A major part of this support is the Regent 24-hour Book Sale, the largest sale of second-hand books in New Zealand, and reputedly the largest in the Southern Hemisphere. Every year since 1979, books donated by the general public have been sold by volunteers to raise money for the theatre. Over 200,000 books are on sale each year, most of them priced at NZ$1 each (although a smaller number of specialist books are on sale at a higher price). The price of an ordinary book was 50c until 2008, when it was doubled. Buyers come from throughout New Zealand for the sale, which has become a major event on Dunedin's calendar, and raises around $100,000 annually.

The sale was held at the theatre each year, usually in May, until 2022 (excluding a two-year hiatus made necessary by the COVID-19 pandemic) over a single session lasting 24 hours. Goods donated other than books and magazines (such as DVD and CDs) were sold in a separate sale earlier in the year. In 2023 the sale was moved to the Edgar Centre in South Dunedin.
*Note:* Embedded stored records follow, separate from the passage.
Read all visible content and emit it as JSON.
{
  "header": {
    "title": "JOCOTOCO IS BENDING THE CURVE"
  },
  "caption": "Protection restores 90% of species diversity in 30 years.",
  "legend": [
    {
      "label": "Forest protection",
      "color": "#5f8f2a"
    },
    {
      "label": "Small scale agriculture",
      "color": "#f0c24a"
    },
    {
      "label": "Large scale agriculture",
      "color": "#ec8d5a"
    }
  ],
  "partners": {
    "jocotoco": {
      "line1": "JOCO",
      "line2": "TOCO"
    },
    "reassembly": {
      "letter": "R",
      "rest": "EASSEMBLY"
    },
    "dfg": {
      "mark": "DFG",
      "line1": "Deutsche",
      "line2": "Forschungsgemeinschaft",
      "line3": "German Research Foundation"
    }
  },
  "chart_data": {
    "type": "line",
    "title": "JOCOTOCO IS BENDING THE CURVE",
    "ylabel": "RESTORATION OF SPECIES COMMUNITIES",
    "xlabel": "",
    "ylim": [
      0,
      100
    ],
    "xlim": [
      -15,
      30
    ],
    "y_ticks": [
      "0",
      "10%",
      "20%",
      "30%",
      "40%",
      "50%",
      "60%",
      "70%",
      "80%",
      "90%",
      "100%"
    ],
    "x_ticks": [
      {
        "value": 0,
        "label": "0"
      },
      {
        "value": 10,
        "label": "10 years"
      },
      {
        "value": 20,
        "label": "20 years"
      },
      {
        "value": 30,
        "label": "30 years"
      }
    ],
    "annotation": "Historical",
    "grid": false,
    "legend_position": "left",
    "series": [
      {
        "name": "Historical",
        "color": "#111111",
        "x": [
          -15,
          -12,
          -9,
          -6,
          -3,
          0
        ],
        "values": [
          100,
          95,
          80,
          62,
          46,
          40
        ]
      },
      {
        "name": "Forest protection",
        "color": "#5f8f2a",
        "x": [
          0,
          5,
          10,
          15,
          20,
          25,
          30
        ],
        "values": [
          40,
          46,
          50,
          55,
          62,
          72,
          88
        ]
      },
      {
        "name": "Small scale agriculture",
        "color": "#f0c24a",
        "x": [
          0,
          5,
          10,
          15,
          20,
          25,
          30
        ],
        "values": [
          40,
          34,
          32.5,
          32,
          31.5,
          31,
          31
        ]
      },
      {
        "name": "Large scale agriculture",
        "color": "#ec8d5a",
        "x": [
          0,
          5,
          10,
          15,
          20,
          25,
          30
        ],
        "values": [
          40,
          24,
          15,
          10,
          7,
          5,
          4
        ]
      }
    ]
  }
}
With the larger space of the indoor stadium available, all donated goods are sold in the same sale which — though still called the Regent 24-hour Book Sale — now takes place over two 12-hour sessions across one weekend in March. The 2024 book sale raised a record $NZ 114,885.70.

== Claimed hauntings ==
The theatre has some associated ghost folklore, with patrons claiming a feeling of someone or something kicking the underside of seats, taps being turned on, and clocks stopping. The theatre is built on the site of buildings destroyed in the Octagon fire of 1879.